From The Evolllution – A job-seeker takes out a three-ring binder to show an employer. Inside is a certificate of completion, an OSHA card, a certificate of achievement and a first-aid card. She holds up her phone: her LinkedIn account shows a badge in HR expertise. What does an employer make of this? And how do job seekers and students ensure that the credentials they earn are worthwhile?
For community colleges expanding our offerings in the world of credentials, serving students and employers alike, we must ensure portability, a clear pathway and industry recognition. That’s a lot to ask out of what can sometimes be a two-day class!

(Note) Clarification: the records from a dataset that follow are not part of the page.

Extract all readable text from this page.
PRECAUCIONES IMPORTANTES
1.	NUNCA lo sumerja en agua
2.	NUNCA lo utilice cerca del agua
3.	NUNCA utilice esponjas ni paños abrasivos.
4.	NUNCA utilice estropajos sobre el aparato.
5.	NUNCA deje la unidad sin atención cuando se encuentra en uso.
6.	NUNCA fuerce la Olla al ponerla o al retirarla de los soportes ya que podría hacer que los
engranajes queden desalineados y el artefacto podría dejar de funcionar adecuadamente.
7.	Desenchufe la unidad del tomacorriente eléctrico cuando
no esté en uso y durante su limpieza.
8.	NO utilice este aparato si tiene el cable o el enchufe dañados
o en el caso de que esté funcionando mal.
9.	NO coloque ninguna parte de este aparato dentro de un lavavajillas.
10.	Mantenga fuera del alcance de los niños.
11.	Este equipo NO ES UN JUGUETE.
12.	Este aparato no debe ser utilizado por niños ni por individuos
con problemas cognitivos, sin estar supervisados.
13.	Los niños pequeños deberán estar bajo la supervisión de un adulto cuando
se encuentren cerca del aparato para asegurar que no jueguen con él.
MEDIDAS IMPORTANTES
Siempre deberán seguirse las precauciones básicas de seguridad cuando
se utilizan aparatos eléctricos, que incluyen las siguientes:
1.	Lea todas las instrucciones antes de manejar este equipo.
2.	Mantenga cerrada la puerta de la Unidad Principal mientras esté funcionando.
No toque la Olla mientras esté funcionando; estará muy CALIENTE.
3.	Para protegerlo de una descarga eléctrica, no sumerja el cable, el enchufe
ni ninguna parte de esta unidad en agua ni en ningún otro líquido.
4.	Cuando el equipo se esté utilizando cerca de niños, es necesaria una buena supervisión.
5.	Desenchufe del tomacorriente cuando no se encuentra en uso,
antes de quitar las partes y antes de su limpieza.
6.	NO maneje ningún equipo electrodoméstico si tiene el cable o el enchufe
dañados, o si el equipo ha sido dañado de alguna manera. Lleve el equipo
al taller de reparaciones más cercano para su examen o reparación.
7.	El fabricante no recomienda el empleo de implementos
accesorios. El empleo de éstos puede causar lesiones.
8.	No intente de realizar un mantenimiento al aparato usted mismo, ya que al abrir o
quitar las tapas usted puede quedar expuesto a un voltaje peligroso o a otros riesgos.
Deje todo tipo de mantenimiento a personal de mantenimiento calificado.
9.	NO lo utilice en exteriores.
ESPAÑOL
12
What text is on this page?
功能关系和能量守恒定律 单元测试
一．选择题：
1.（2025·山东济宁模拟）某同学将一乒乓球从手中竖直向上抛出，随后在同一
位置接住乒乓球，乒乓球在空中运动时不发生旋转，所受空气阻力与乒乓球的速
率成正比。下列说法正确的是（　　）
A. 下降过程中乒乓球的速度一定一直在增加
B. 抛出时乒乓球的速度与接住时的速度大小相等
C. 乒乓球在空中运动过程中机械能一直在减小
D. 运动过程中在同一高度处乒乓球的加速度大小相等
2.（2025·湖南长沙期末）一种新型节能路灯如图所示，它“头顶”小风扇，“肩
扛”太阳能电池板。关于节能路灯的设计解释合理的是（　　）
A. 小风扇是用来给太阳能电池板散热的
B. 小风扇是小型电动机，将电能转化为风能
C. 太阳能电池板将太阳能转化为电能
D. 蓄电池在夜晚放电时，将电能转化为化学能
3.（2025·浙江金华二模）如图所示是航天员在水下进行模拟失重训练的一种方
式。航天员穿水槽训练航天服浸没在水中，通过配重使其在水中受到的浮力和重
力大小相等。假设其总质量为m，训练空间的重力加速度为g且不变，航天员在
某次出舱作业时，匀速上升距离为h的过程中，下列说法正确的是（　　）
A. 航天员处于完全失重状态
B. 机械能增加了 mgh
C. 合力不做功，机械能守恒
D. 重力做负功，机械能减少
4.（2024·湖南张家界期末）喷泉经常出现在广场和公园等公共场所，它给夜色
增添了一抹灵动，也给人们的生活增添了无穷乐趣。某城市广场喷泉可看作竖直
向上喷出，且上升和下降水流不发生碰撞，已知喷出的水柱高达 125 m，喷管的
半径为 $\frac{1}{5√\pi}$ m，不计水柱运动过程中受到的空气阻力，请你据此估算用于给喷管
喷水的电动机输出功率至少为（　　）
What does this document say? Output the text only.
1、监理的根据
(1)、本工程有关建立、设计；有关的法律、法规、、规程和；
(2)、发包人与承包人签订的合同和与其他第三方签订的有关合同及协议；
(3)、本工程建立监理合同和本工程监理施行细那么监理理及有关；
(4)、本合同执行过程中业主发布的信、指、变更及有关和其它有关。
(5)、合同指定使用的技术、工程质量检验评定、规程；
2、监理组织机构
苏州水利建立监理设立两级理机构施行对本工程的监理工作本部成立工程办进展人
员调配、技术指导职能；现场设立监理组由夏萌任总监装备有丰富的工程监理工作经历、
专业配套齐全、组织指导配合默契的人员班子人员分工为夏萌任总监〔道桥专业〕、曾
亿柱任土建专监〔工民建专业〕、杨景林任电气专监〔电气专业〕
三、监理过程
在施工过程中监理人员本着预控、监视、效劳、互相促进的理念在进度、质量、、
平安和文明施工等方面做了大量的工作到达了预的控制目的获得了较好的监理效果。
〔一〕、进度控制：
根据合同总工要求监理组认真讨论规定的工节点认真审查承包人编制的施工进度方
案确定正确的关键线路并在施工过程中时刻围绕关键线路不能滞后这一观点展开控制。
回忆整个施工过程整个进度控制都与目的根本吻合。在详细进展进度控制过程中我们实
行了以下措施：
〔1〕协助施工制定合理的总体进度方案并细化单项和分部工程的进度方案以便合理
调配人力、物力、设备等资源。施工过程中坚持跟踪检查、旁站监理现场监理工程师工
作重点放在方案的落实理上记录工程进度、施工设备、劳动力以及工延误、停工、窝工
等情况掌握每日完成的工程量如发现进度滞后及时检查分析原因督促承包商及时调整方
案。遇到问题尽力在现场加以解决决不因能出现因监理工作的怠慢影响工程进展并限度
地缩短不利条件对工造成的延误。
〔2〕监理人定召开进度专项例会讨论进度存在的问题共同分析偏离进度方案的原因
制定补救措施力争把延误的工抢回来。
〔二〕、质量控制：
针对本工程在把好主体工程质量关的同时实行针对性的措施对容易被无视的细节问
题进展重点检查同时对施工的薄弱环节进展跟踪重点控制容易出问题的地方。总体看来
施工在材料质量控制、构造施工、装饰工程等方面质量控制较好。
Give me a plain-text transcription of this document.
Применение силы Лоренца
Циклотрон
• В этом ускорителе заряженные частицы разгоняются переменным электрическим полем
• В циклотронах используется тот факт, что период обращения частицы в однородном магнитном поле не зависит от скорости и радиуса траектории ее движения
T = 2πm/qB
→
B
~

Non-traditional students often come to the two-year college with diverse credentials and prior-learning experience earned elsewhere: from other schools, organizations or the workplace. As students look to display skills to employers or baccalaureate and graduate programs that transcripts don’t fully reflect, many colleges have begun to explore alternative and innovative credentials. Non-degree credentials—such as badges, licenses, and short-term certificates—have the potential to help students demonstrate the applied knowledge and competencies they have achieved. In the interest of equity, we need to ensure we are setting up our career and technical education students for future success in the marketplace. At the same time, however, we must also ensure the quality and validity of these various credentials. Especially as more and more for-profit platform vendors appear on the scene, we should strive to safeguard lifelong value and suitability through a continuous and rigorous process of review and assessment.